A proposta se traduz de diversas formas na tela. Distorcer o tempo e o espaço é um dos recursos de Dupieux que dialogam com os famosos relógios derretidos de “A Persistência da Memória”. Em uma das primeiras cenas, enquanto Dalí percorre um corredor curto de hotel a passos largos por intermináveis minutos, uma repórter e sua produtora executam diversas tarefas a sua espera, como ir ao banheiro, pedir água no quarto e receber antes da chegada do artista. O diretor recorre também a várias camadas de metalinguagem, como na sequência em que um padre narra ter sonhado durante um sonho, cujos elementos surgem posteriormente até descobrirmos ainda se tratar de um sonho.

Na trama, Judith, vivida pro Anais Demoustier (Alice e o Prefeito/Viver Só de Amor) é uma jornalista pouco experiente que tenta obstinadamente uma entrevista com Dalí. Ela quase ocorre em diversos momentos, mas sempre é frustrada por caprichos narcisistas do gênio espanhol, cuja personalidade excêntrica é retratada de forma cômica por seis diferentes atores (Gilles Lellouche, Edouard Baer, Jonathan Cohen, Pio Marmai, Didier Flamand e Boris Gillot). Quatro deles se revezam de forma aleatória ao longo do filme e, por vezes, da mesma cena, em outra espirituosa brincadeira de Dupieux.
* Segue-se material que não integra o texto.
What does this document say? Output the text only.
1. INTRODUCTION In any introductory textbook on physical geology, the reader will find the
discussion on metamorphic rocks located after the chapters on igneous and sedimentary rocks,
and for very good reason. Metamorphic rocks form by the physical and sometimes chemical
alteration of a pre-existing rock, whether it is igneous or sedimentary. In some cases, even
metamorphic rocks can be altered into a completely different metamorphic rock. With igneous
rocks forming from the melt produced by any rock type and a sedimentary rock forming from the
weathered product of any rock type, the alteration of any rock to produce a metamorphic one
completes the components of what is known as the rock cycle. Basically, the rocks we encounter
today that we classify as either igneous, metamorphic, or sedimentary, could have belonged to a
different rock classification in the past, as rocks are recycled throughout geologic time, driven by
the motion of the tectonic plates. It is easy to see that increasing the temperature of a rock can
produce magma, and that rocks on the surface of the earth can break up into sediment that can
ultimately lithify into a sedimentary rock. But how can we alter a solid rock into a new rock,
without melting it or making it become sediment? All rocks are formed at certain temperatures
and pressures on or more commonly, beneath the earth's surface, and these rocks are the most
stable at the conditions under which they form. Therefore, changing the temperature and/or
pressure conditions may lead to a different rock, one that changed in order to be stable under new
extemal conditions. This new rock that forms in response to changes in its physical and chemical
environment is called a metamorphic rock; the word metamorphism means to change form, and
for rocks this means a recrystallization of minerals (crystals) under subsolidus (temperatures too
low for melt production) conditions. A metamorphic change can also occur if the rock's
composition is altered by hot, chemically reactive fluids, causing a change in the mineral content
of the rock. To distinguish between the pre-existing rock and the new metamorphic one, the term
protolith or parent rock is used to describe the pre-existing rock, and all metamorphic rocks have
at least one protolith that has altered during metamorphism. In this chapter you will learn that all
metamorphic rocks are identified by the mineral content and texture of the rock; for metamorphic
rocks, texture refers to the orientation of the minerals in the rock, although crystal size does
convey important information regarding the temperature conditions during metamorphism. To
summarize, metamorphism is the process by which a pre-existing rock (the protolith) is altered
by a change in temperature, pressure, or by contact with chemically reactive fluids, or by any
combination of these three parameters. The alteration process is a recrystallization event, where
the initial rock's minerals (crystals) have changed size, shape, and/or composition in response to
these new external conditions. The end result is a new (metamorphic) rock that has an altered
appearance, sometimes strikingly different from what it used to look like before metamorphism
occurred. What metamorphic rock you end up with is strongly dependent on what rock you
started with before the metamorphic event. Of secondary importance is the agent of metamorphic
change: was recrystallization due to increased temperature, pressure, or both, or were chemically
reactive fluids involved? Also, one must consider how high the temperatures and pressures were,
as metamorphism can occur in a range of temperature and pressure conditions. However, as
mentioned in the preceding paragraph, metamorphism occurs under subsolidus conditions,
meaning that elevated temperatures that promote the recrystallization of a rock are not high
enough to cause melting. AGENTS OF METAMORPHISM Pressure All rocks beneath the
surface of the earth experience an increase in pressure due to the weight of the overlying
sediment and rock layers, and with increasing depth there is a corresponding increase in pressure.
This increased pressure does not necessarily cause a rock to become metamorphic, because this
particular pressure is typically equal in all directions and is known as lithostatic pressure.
Segundo Quentin Dupieux, a proposta de trazer seis atores representando o artista foi parte de seu desejo de fugir de um filme biográfico. Segundo ele, numa biografia “todos esperam uma atuação. Como fulano vai interpretar este ou aquele cara que todo mundo conhece? Pode ser impressionante às vezes. Mas apenas por dez minutos. Não mais do que isso. E depois? Misturar os Dalís e pedir a vários atores para interpretá-lo mantém a diversão. Você não pode ficar entediado. Você sempre se surpreende. Deixei que cada ator inventasse seu próprio Dalí, adotando seu próprio fraseado francês característico”, revela.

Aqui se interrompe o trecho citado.